Chinese Manufacturing Outlook 2013

China has been a country that people were saying is set to pass the United States in terms of economic power. Over the past few years however, China’s economy has been slowing down. As recently as the September economic reports, there are signs that China may be reversing that trend.

In an HSBC manufacturing sector survey, which measures the value of China’s factory sector, figures rose to 51.2 in September 2013 up from 50.1 beating analysts’ expectations. Anything above 50 indicates expansion in manufacturing which means that the nation’s manufacturing sector is expanding after months of contracting. Experts say that this was made possible after authorities in Beijing announced a series of reform measures to increase economic activity. These measures included tax cuts for small business and other forms of stimulus to speed up railroad construction in the inland areas. HSBC China analyst, Qu Hongbin said, “We expect a more sustained recovery as the further filtering-through of fine-tuning measures should lift economic demand. This will create more favorable conditions to push forward reforms, which should in turn boost mid- and long-term growth outlooks.” In addition, improved demand in the slowly recovering United States and European economies also provided a boost for China. New orders for exports increased for September, following the trend in trade data from August. While the manufacturing sector enjoys this turn around, many analysts caution that the upswing may not last into next year as the Beijing leadership will have to increase their efforts in facing down other issues such as “overcapacity in some major industries, often poor allocation of capital, and a buildup in debt over the last few years.” The next Central Committee meeting for the Chinese Government is to be held in November and will lay out the economic reforms moving forward. Zhu Haibin, chief China economist at JPMorgan Chase said, “Addressing these problems in the coming years implies that the economic recovery tends to be limited.”

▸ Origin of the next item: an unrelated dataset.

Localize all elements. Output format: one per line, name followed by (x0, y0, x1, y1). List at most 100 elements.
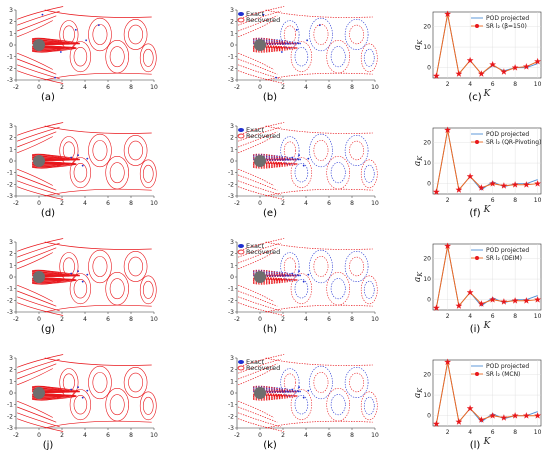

From a historical economic standpoint, China is critical to the economies of the United States and the rest of the world. Manufacturing and trade data from China is crucial to gauging how well the world economy is doing. The recent upswing in Chinese manufacturing and exports indicates that the world economy, namely the United States and Europe are having an economic recovery of their own in terms of imports and consumer spending. China is particularly important to the United States because they are continuously financing the debt of the United States government. To do this, they are creating a trade imbalance by artificially lowering the value of their money by printing more and increasing demand for US dollars and then turning and buying United States Treasury bonds to gain interest. The overall goal of this is to keep the United States trading with China because it is so cheap, thus increasing exports and Chinese industry. In return, China is helping to keep the United States government operating the way it is by lending the money needed to pay for the cost of government, the United States debt. Now, if this upswing in Chinese manufacturing does not last, you can look for the world economy to begin stagnating again until further reform measures are put into place. So do not expect China to stop buying United States debt or artificially creating a trade imbalance anytime soon as it helps their economy.

In the end, the upswing in Chinese manufacturing is a positive thing for the economies of many countries around the world, especially the United States and those of Europe. However, analysts do not expect it to last through to next year as other economic issues loom large for China. The takeaway is that China’s economy and the world economy for that matter will remain on shaky ground until China, the United States and the Eurozone nations all put through beneficial reforms to grow all of their economies. The bad news is that this is a lot easier said than done.